Der Zwangsaufenthalt in diesem Lager war den Umständen entsprechend eigentlich ganz passabel: Genächtigt wurde in Militärzelten. Morgens gab es Tabak, mengenmäßig dem der Soldaten gleich, mit schwarzem Kaffee und Brot samt Butter. Wie generell in der Behandlung kein Unterschied gemacht wurde zwischen den jungen Burschen und den Soldaten der Sieger.
Es mangelte weder an Essen noch an Wodka, solange die Arbeit laut Befehl verrichtet wurde.
Die Wachposten mit ihren Maschinenpistolen schienen eher Staffage zu sein.
Bis zu dem Tag, an dem Franz nicht zum Appell erschien.
Franz Ebert, zum Anführer der eingefangenen Mannschaft bestimmt, musste sich auf die Suche nach dem Abgängigen machen. Mit Drohungen gegen Leib und Leben, sollte er ohne den Gesuchten erscheinen. Und Drohungen gegen seine Freunde, sollte er selber ebenfalls verlustig gehen. Eine bange Stunde folgte, ehe die beiden zur Erleichterung der als Geiseln Zurückgebliebenen auftauchten: Franz war von Franz Ebert unter einem Baum schlafend aufgefunden worden.

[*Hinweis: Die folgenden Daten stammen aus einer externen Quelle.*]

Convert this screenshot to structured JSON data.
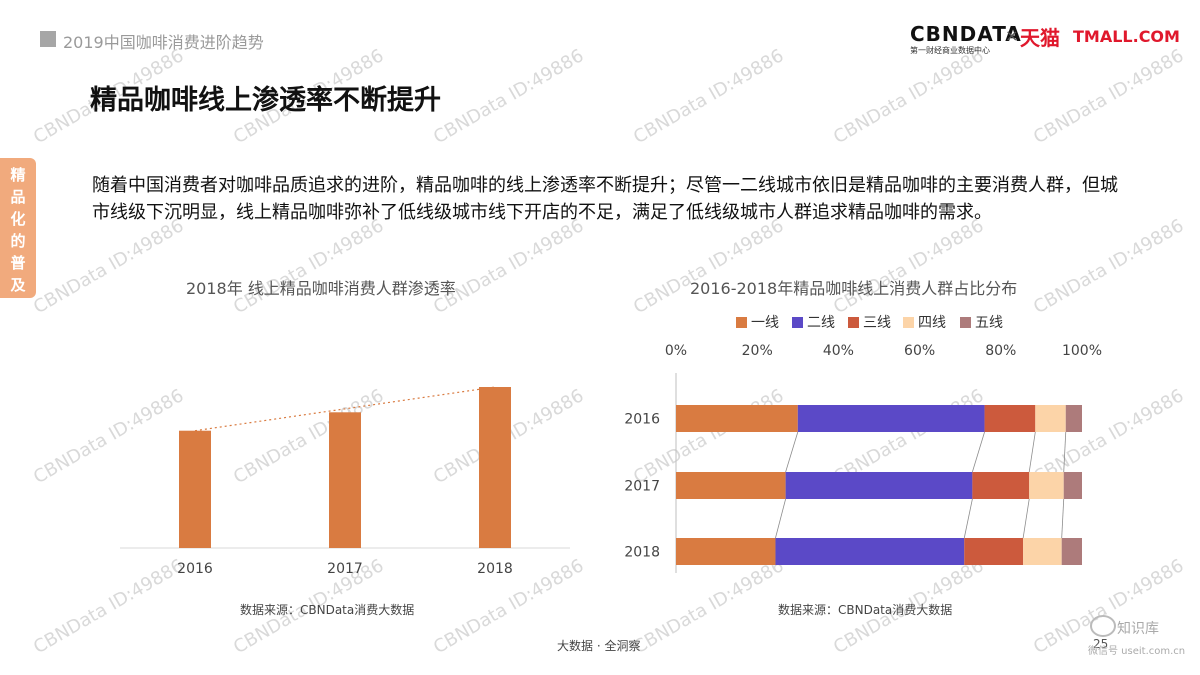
{
  "header": {
    "report_title": "2019中国咖啡消费进阶趋势",
    "logo_cbn": "CBNDATA",
    "logo_cbn_sub": "第一财经商业数据中心",
    "logo_x": "×",
    "logo_tmall_cn": "天猫",
    "logo_tmall_en": "TMALL.COM"
  },
  "page_title": "精品咖啡线上渗透率不断提升",
  "side_tab": {
    "chars": [
      "精",
      "品",
      "化",
      "的",
      "普",
      "及"
    ],
    "color": "#f1aa7d"
  },
  "intro": "随着中国消费者对咖啡品质追求的进阶，精品咖啡的线上渗透率不断提升；尽管一二线城市依旧是精品咖啡的主要消费人群，但城市线级下沉明显，线上精品咖啡弥补了低线级城市线下开店的不足，满足了低线级城市人群追求精品咖啡的需求。",
  "watermark": "CBNData ID:49886",
  "chart_data": [
    {
      "type": "bar",
      "title": "2018年 线上精品咖啡消费人群渗透率",
      "categories": [
        "2016",
        "2017",
        "2018"
      ],
      "values": [
        0.51,
        0.59,
        0.7
      ],
      "trendline": "dotted",
      "color": "#d97b41",
      "y_axis_shown": false,
      "source": "数据来源：CBNData消费大数据"
    },
    {
      "type": "bar",
      "orientation": "horizontal",
      "stacked": true,
      "title": "2016-2018年精品咖啡线上消费人群占比分布",
      "categories": [
        "2016",
        "2017",
        "2018"
      ],
      "xlim": [
        0,
        100
      ],
      "x_ticks": [
        "0%",
        "20%",
        "40%",
        "60%",
        "80%",
        "100%"
      ],
      "legend_position": "top",
      "series": [
        {
          "name": "一线",
          "color": "#d97b41",
          "values": [
            30,
            27,
            24.5
          ]
        },
        {
          "name": "二线",
          "color": "#5b49c7",
          "values": [
            46,
            46,
            46.5
          ]
        },
        {
          "name": "三线",
          "color": "#cc5a3d",
          "values": [
            12.5,
            14,
            14.5
          ]
        },
        {
          "name": "四线",
          "color": "#fcd4a8",
          "values": [
            7.5,
            8.5,
            9.5
          ]
        },
        {
          "name": "五线",
          "color": "#ad7b7b",
          "values": [
            4,
            4.5,
            5
          ]
        }
      ],
      "source": "数据来源：CBNData消费大数据"
    }
  ],
  "footer": "大数据 · 全洞察",
  "page_number": "25",
  "wechat": {
    "name": "知识库",
    "sub": "微信号 useit.com.cn"
  }
}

Die Freude der Jugendlichen, noch weiter für die Sieger zu arbeiten, war enden wollend. Ein Plan wurde ausgeheckt: abhauen.

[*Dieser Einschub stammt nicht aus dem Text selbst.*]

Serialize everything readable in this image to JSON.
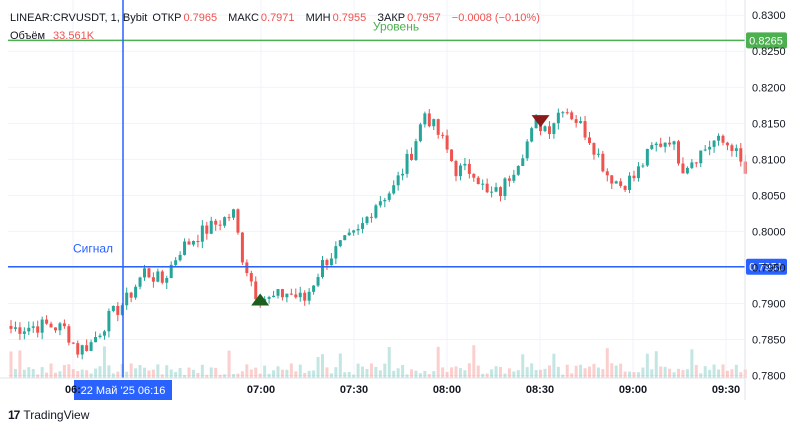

In einem unbeaufsichtigten Moment suchten die Burschen das Weite, machten sich auf den Heimweg. Allerdings, ihre Sorglosigkeit ließ sie die Straße wählen.
In einem Waldstück, vielleicht ein oder zwei Kilometer vom Lager entfernt, wurden sie von den Russen wieder eingesammelt. Diese hatten ihr Fehlen bemerkt und waren ihnen gefolgt.
Die Gleichstellung mit den Soldaten gehörte ab jetzt zur Vergangenheit: Die Tabakration wurde gestrichen, die Essensration merklich gekürzt.
Drohende Mienen wurden aufgesetzt, die Maschinenpistolen entschärft; diese blieben auch während der Schaufelarbeit gegen die Burschen gerichtet.
Abends überlegte man erneut Fluchtpläne. Diesmal sollte es quer durch den Wald nach Hause gehen, abseits der Straße.
Einige Tage später, die Wachsoldaten hatten sich wieder an die Anwesenheit der Jugendlichen gewöhnt und waren nachlässig geworden, wurde der Fluchtplan umgesetzt.
Diesmal erfolgreich.

Noch einmal traten die Russen in Onkel Rudis Leben: 1955, gegen Ende der Besatzungszeit,
tauchten sie in Weitersfelden mit einer mehrere Hundert Stück Vieh umfassenden Herde von Westen her kommend auf.
Diese Herde sollte er mit Gleichaltrigen in einem mehrstündigen Fußmarsch bis in den nächsten Ort treiben, Unterweißenbach,.
Vorgehaltene Maschinenpistolen waren ein gewichtiges Argument, gegen das man nicht ankam.
Am Ziel angekommen, wurde dort Rast gemacht. Entgegen den gemachten Versprechen sollten die jungen Männer nun die Herde weiter bis Königswiesen treiben, zwei weitere Stunden oder mehr würde das dauern.
Unmut machte sich breit, Widerspruch war zwecklos. Die Argumente der Befehlsgeber waren stärker, immerhin bestanden diese aus besagten Waffen.
Im Durcheinander des Aufbruchs der Herde fanden die Jugendlichen Fluchtwege durch die Gassen und Winkel des Ortes.
Die mit Maschinenpistolen behangenen Russen werden wohl in Unterweißenbach Viehtreiber rekrutiert haben.

Die Freunde marschierten querfeldein heimwärts – die Rückholaktion ins Lager nach Amesreith war in bester Erinnerung, wenn auch schon fast 10 Jahre zurück. Aus Nadelbach kommend, kurz vor ihrem Ziel, sahen sie einen einzelnen russischen Soldaten die Straße entlang kommen. Er schien unbewaffnet zu sein, weder ein Gewehr noch ein Pistolenhalfter war zu sehen.
Als sie mit ihm gleichauf waren, sprachen sie ihn um Zigaretten an. Aus seiner Jacke zog er eine Stange mit zehn Päckchen „Austria 3“ hervor. Er öffnete ein Päckchen und machte sich daran, jedem eine einzelne Zigarette zu geben.
Die Burschen bedeuteten ihm jedoch: Njet. Nein.
Sie nahmen ihm die ganze Stange ab, gaben ihm einige einzelne Zigaretten zurück.
Der Russe fügte sich ob der Übermacht darein, um in der Sprache des Märchens zu reden. Ein solches war für die jungen Männer wahr geworden. Sie betrachteten die Zigaretten als „Bezahlung“ für den unbezahlten Treiberdienst.